Within the realm of algebraic geometry, Fedorchuk studies dimensionality, moduli spaces, and geometric structures. Such conceptual spaces are the constructs Fedorchuk referred to as algebraic geometers.
Fellowships from the Sloan Foundation are supplemented with $50,000 in research funding.
When discussing the work that went into his application and eventual selection for the research fellowship, Fedorchuk credited his award to his colleagues and collaborators, stating that without their contributions his work would not have achieved the recognition it has.
“The collaboration goes back to grad school … I totally owe the fellowship to my collaborators, to people outside of BC, too,” Fedorchuk said. “Again, three letters were written on my behalf … people who are experts in the area wrote on my behalf, and I’m grateful to them-without their support I would not have gotten the fellowship.”
Fedorchuk also helps organize periodic mathematic conferences at BC where professors from colleges throughout Boston are able to share research and collectively address mathematical theory.

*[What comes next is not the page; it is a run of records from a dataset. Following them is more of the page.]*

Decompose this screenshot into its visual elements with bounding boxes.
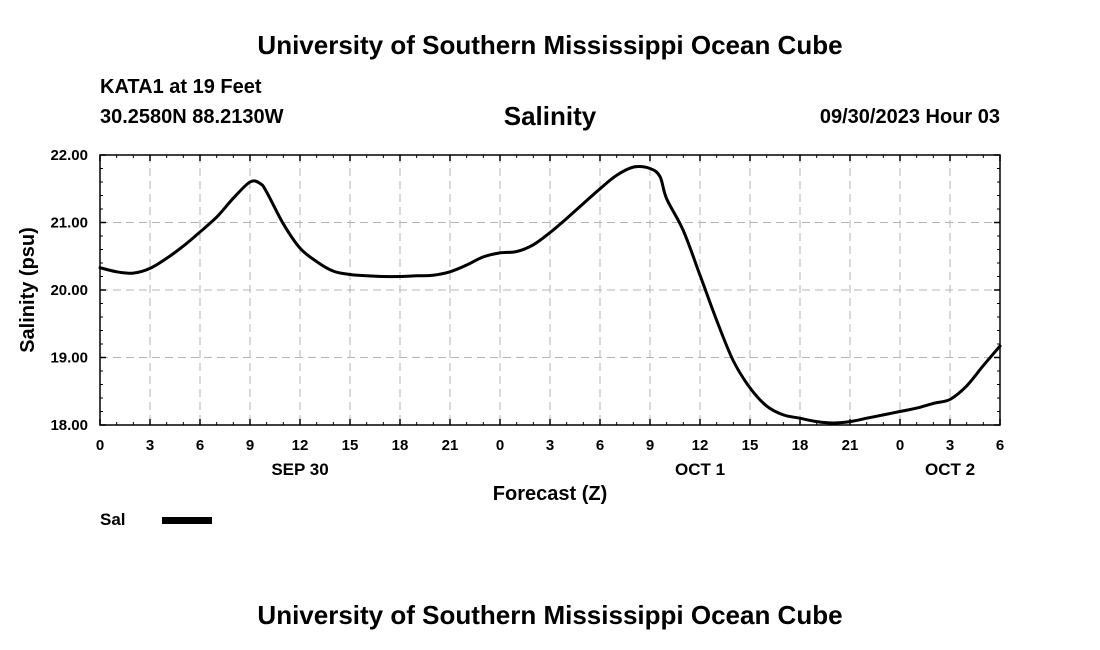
forecast-datetime: 09/30/2023 Hour 03	[819, 106, 1000, 128]
grid	[100, 155, 1000, 425]
y-axis-title: Salinity (psu)	[17, 227, 39, 353]
y-tick-label: 21.00	[50, 215, 88, 232]
x-tick-label: 0	[96, 437, 104, 454]
y-tick-label: 22.00	[50, 147, 88, 164]
y-tick-label: 20.00	[50, 282, 88, 299]
x-tick-label: 15	[742, 437, 759, 454]
x-tick-label: 9	[646, 437, 654, 454]
x-tick-label: 12	[292, 437, 309, 454]
date-label: OCT 2	[925, 460, 975, 479]
date-label: OCT 1	[675, 460, 725, 479]
axis-ticks	[99, 154, 1001, 426]
station-label: KATA1 at 19 Feet	[100, 76, 262, 98]
date-label: SEP 30	[271, 460, 328, 479]
x-tick-label: 6	[596, 437, 604, 454]
x-tick-label: 15	[342, 437, 359, 454]
footer-title: University of Southern Mississippi Ocean…	[257, 600, 843, 630]
x-tick-label: 21	[842, 437, 859, 454]
x-tick-label: 18	[392, 437, 409, 454]
station-coordinates: 30.2580N 88.2130W	[100, 106, 284, 128]
x-tick-label: 21	[442, 437, 459, 454]
x-tick-label: 3	[146, 437, 154, 454]
x-tick-label: 18	[792, 437, 809, 454]
legend-swatch	[162, 517, 212, 524]
x-tick-label: 0	[896, 437, 904, 454]
y-tick-label: 19.00	[50, 350, 88, 367]
x-tick-label: 12	[692, 437, 709, 454]
x-tick-label: 3	[946, 437, 954, 454]
series-line-sal	[98, 165, 1002, 425]
x-tick-label: 3	[546, 437, 554, 454]
main-title: University of Southern Mississippi Ocean…	[257, 30, 843, 60]
x-tick-label: 0	[496, 437, 504, 454]
x-tick-label: 6	[196, 437, 204, 454]
x-tick-label: 6	[996, 437, 1004, 454]
axis-labels: 0 3 6 9 12 15 18 21 0 3 6 9 12 15 18 21 0 3 6 18.00 19.00 20.…	[50, 147, 1004, 479]
y-tick-label: 18.00	[50, 417, 88, 434]
x-tick-label: 9	[246, 437, 254, 454]
chart-title: Salinity	[503, 101, 597, 131]
legend-label: Sal	[100, 510, 126, 529]
x-axis-title: Forecast (Z)	[493, 483, 607, 505]
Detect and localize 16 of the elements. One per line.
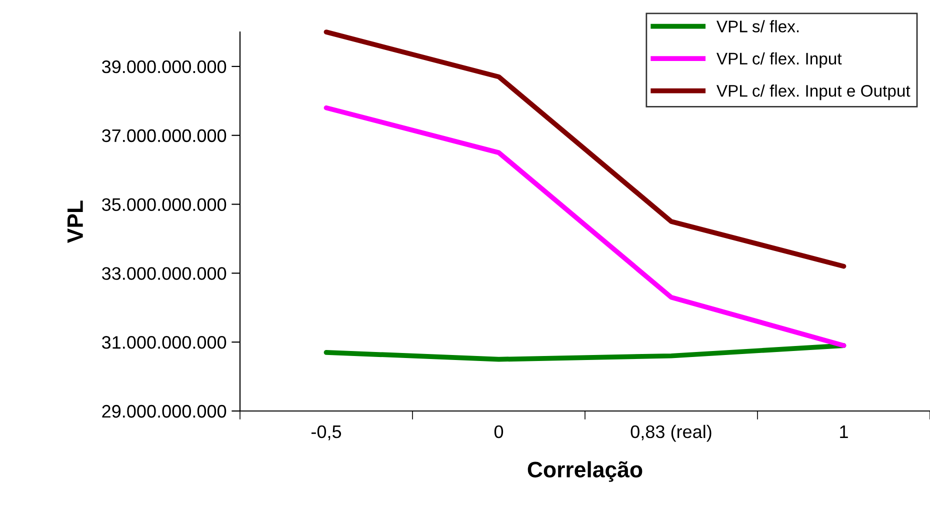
legend-label: VPL c/ flex. Input e Output <box>716 84 910 100</box>
y-axis-title: VPL <box>68 200 83 243</box>
x-tick-label: -0,5 <box>311 425 342 440</box>
x-tick-label: 0,83 (real) <box>630 424 712 442</box>
y-tick-label: 33.000.000.000 <box>102 267 226 280</box>
y-tick-label: 31.000.000.000 <box>102 336 226 349</box>
legend-label: VPL c/ flex. Input <box>716 52 842 68</box>
x-axis-title: Correlação <box>528 461 642 482</box>
line-series <box>324 105 846 348</box>
y-tick-label: 37.000.000.000 <box>102 129 226 142</box>
x-tick-label: 0 <box>494 425 504 438</box>
y-tick-label: 39.000.000.000 <box>102 60 226 74</box>
y-tick-label: 29.000.000.000 <box>102 404 226 418</box>
y-tick-label: 35.000.000.000 <box>102 198 226 211</box>
x-tick-label: 1 <box>840 426 848 438</box>
legend-label: VPL s/ flex. <box>716 20 799 32</box>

“At BC we have an active algebraic geometry group, which includes an assistant professor, Dawei Chen, assistant professor David Treuman, and we also have a visiting assistant professor, Ana Patel,” Fedorchuk said. “And so we have an active seminar where people come here for organized conferences.”
Dawei Chen, an active member within BC’s math research circles, recently garnered financially backed support toward advanced mathematical study through a CAREER award from the National Science Foundation-a five-year, $429,359 grant for his research on Teichmueller dynamics.
David Treumann was also selected as a recipient of a Sloan Fellowship last year. Fedorchuk’s reception of the award marks the third Sloan Fellowship to a BC faculty member since 2012.
Sloan Research Fellowships are awarded for a two-year period, and extension dates can be applied for if all funds are not spent within the two-year period-remaining funds after the extended period must be returned to the foundation.
“The Sloan Fellowship will allow me to devote more time to my research and to collaborate with my colleagues at BC and at other universities,” Fedorchuk said in a statement to the Office of News and Public Affairs.